5. Impossibilidade de Arguição, pela Parte, de Suspeição do Juiz por Motivo de Foro Íntimo

Consoante entendimento praticamente unânime da doutrina, inexiste a possibilidade de haver arguição, pela parte, da suspeição fundada em razão de foro íntimo, isto porque, como a própria expressão sugere, foro íntimo possui natureza de cunho estritamente pessoal. Ademais, a declaração, pelo Magistrado, de suspeição por razão íntima, configura facultas de seu exclusivo arbítrio (e, em grande medida, dever indeclinável de sua consciência zeladora da imperatividade da absoluta isenção de seus julgamentos), condicionado apenas e tão somente à irrestrita defesa pela permanente presença, na sua atividade jurisdicional, dos elementos mínimos imprescindíveis à garantia do devido processo legal.

“[...] É obvio que a parte não pode argüir suspeição do juiz por foro íntimo, pois isto só o magistrado pode fazer. [...].”

(TRF/2ª Região, REO 200202010349629, 2ª T., Rel. Des. Fed. Antonio Cruz Netto, DJU 14/10/2003)

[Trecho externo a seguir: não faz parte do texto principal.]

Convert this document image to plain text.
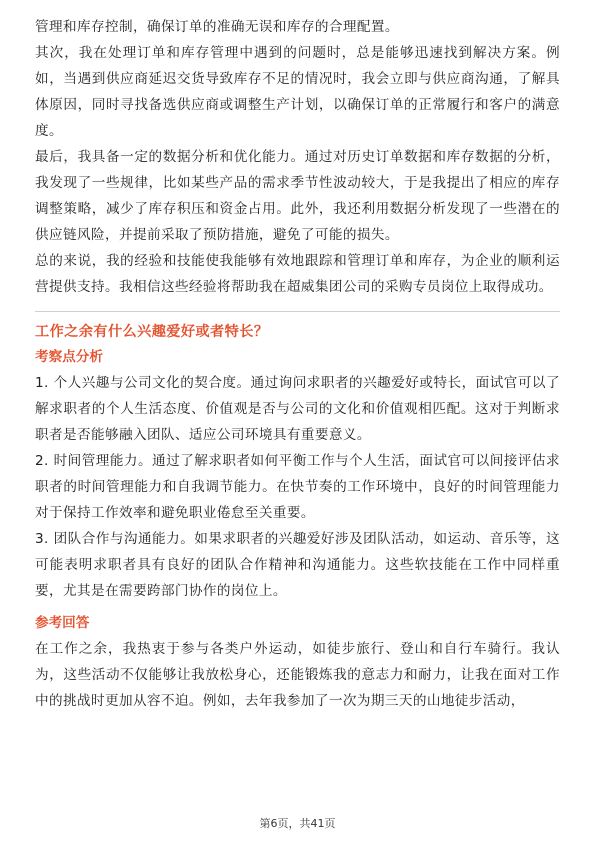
管理和库存控制，确保订单的准确无误和库存的合理配置。

其次，我在处理订单和库存管理中遇到的问题时，总是能够迅速找到解决方案。例如，当遇到供应商延迟交货导致库存不足的情况时，我会立即与供应商沟通，了解具体原因，同时寻找备选供应商或调整生产计划，以确保订单的正常履行和客户的满意度。

最后，我具备一定的数据分析和优化能力。通过对历史订单数据和库存数据的分析，我发现了一些规律，比如某些产品的需求季节性波动较大，于是我提出了相应的库存调整策略，减少了库存积压和资金占用。此外，我还利用数据分析发现了一些潜在的供应链风险，并提前采取了预防措施，避免了可能的损失。

总的来说，我的经验和技能使我能够有效地跟踪和管理订单和库存，为企业的顺利运营提供支持。我相信这些经验将帮助我在超威集团公司的采购专员岗位上取得成功。

工作之余有什么兴趣爱好或者特长？

考察点分析

1. 个人兴趣与公司文化的契合度。通过询问求职者的兴趣爱好或特长，面试官可以了解求职者的个人生活态度、价值观是否与公司的文化和价值观相匹配。这对于判断求职者是否能够融入团队、适应公司环境具有重要意义。

2. 时间管理能力。通过了解求职者如何平衡工作与个人生活，面试官可以间接评估求职者的时间管理能力和自我调节能力。在快节奏的工作环境中，良好的时间管理能力对于保持工作效率和避免职业倦怠至关重要。

3. 团队合作与沟通能力。如果求职者的兴趣爱好涉及团队活动，如运动、音乐等，这可能表明求职者具有良好的团队合作精神和沟通能力。这些软技能在工作中同样重要，尤其是在需要跨部门协作的岗位上。

参考回答

在工作之余，我热衷于参与各类户外运动，如徒步旅行、登山和自行车骑行。我认为，这些活动不仅能够让我放松身心，还能锻炼我的意志力和耐力，让我在面对工作中的挑战时更加从容不迫。例如，去年我参加了一次为期三天的山地徒步活动，

第6页，共41页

Sob o mesmo diapasão, a jurisprudência também aparenta ser unânime em afirmar quanto à efetiva impossibilidade de arguição de exceção de suspeição do Juiz, fundada em motivação de foro íntimo, concluindo pela possibilidade apenas nas demais hipóteses expressamente contempladas na lei processual.

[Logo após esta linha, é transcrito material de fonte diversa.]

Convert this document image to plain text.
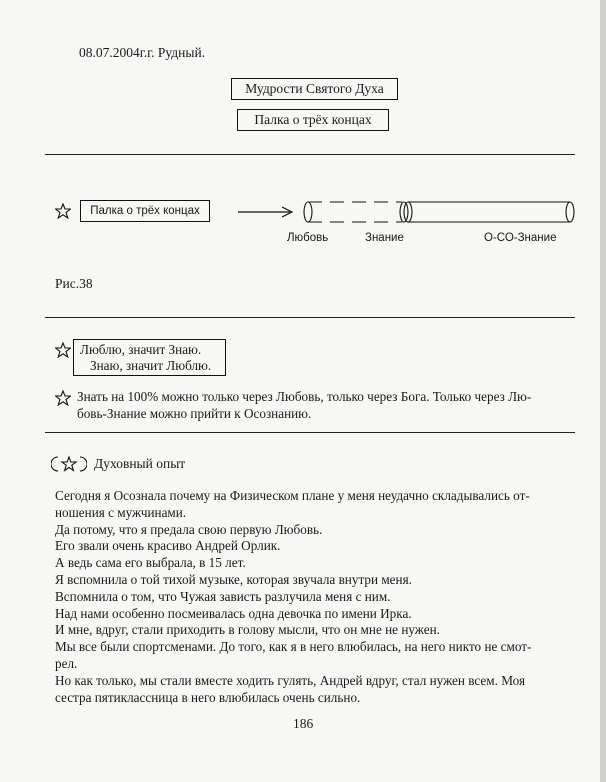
08.07.2004г.г. Рудный.
Мудрости Святого Духа
Палка о трёх концах
Палка о трёх концах
Любовь	Знание	О-СО-Знание
Рис.38
Люблю, значит Знаю.
Знаю, значит Люблю.
Знать на 100% можно только через Любовь, только через Бога. Только через Лю-
бовь-Знание можно прийти к Осознанию.
Духовный опыт

Сегодня я Осознала почему на Физическом плане у меня неудачно складывались от-

ношения с мужчинами.

Да потому, что я предала свою первую Любовь.

Его звали очень красиво Андрей Орлик.

А ведь сама его выбрала, в 15 лет.

Я вспомнила о той тихой музыке, которая звучала внутри меня.

Вспомнила о том, что Чужая зависть разлучила меня с ним.

Над нами особенно посмеивалась одна девочка по имени Ирка.

И мне, вдруг, стали приходить в голову мысли, что он мне не нужен.

Мы все были спортсменами. До того, как я в него влюбилась, на него никто не смот-

рел.

Но как только, мы стали вместе ходить гулять, Андрей вдруг, стал нужен всем. Моя

сестра пятиклассница в него влюбилась очень сильно.

186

“As hipóteses em que a parte pode arguir a suspeição do juiz são as taxativamente enumeradas no CPC.” (Ac. unân. da Câm. Esp. do TJSP, de 15/10/1981, na exc. de susp. 1.000-0, Rel. Des. Dalmo do Valle Nogueira; RT, vol. 565, p. 95)

“Os dispositivos referentes à suspeição, por constituírem normas de exceção, não admitem interpretação extensiva e as causas que a justificam são exclusivamente as enumeradas em lei.” (Ac. unân. da 1ª Câm. do TJMT, de 22/08/1983, na exc. de susp. 87, Rel. Des. Carlos Avalone, RT, vol. 590, p. 232)

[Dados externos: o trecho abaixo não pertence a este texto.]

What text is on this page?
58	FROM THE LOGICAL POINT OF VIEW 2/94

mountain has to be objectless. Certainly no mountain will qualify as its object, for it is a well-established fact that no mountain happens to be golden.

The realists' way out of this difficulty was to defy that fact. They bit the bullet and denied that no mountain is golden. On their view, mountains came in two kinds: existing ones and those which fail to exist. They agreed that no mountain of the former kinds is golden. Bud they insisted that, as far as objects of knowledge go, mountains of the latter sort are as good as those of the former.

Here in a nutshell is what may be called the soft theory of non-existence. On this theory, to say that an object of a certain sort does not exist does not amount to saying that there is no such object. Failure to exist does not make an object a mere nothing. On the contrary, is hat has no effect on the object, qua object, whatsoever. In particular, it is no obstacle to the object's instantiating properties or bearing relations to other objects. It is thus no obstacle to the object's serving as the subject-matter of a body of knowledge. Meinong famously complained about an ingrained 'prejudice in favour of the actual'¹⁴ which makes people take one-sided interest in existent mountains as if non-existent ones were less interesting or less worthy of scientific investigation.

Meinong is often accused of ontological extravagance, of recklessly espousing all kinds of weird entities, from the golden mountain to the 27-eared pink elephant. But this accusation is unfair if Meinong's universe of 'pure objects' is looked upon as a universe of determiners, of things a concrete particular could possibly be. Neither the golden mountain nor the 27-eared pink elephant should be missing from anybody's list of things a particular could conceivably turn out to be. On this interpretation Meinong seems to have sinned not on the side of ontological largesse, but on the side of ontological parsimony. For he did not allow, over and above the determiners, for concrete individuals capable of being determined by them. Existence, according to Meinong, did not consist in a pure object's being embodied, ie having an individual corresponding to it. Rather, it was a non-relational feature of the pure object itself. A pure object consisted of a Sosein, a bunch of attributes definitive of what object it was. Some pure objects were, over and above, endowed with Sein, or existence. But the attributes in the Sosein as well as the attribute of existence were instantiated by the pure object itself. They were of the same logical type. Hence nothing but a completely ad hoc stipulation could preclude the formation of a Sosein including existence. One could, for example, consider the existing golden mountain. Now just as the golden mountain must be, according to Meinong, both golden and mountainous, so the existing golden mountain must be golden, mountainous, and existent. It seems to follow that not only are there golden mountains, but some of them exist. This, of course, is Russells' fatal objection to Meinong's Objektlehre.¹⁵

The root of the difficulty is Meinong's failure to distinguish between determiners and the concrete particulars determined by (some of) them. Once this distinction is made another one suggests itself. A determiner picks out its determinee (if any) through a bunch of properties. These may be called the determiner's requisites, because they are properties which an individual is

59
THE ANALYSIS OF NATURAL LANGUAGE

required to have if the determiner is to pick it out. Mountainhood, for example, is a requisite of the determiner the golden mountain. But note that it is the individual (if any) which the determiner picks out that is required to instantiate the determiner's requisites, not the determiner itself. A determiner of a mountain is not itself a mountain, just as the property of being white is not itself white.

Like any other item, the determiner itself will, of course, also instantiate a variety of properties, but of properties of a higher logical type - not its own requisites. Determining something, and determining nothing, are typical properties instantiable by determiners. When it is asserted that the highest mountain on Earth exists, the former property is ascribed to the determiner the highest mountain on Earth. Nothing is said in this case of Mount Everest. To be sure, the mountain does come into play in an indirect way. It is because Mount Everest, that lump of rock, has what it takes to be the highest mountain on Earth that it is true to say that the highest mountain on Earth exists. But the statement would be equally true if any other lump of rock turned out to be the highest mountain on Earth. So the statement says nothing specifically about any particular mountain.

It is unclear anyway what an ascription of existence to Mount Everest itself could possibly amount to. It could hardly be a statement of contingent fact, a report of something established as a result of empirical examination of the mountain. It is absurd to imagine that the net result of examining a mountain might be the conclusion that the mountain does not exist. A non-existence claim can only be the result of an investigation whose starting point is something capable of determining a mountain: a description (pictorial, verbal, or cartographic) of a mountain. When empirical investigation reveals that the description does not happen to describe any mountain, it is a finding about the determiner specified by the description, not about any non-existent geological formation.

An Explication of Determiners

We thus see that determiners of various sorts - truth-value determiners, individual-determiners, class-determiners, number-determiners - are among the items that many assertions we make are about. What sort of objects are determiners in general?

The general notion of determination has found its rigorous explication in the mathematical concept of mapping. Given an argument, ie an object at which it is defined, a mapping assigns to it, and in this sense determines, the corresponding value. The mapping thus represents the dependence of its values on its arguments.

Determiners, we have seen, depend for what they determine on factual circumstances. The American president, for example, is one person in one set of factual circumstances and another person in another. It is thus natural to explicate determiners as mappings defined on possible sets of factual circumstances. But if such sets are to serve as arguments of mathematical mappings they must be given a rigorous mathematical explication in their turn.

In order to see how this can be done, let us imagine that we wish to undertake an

“A exceção de suspeição é matéria de direito estrito. Assim, só podem ser invocadas, para a recusa do julgador, as hipóteses previstas em lei.” (Ac. unân. da 2ª Câm. Crim. do TJGO, de 27/05/1980, na exc. de susp. 128, Rel. Des. Arinan de Loyola Fleury; Rev. Goiana de Jurisp., vol. 16, p. 9)


6. Do Novo Texto Legal Introduzido com o Código de Processo Civil de 2015

De certa forma, - após toda a sorte de considerações expostas -, o Novo CPC (Lei nº 13.105, de 16 de março de 2015) consignou (expressamente) a desnecessidade de o Juiz declinar as respectivas razões de sua suspeição por motivo de foro íntimo, conforme previsão contida no art. 145, parágrafo 1º:

“Art. 145. Há suspeição do juiz:

[...].

§1º.  Poderá o juiz declarar-se suspeito por motivo de foro íntimo, sem necessidade de declarar suas razões.” (grifo nosso)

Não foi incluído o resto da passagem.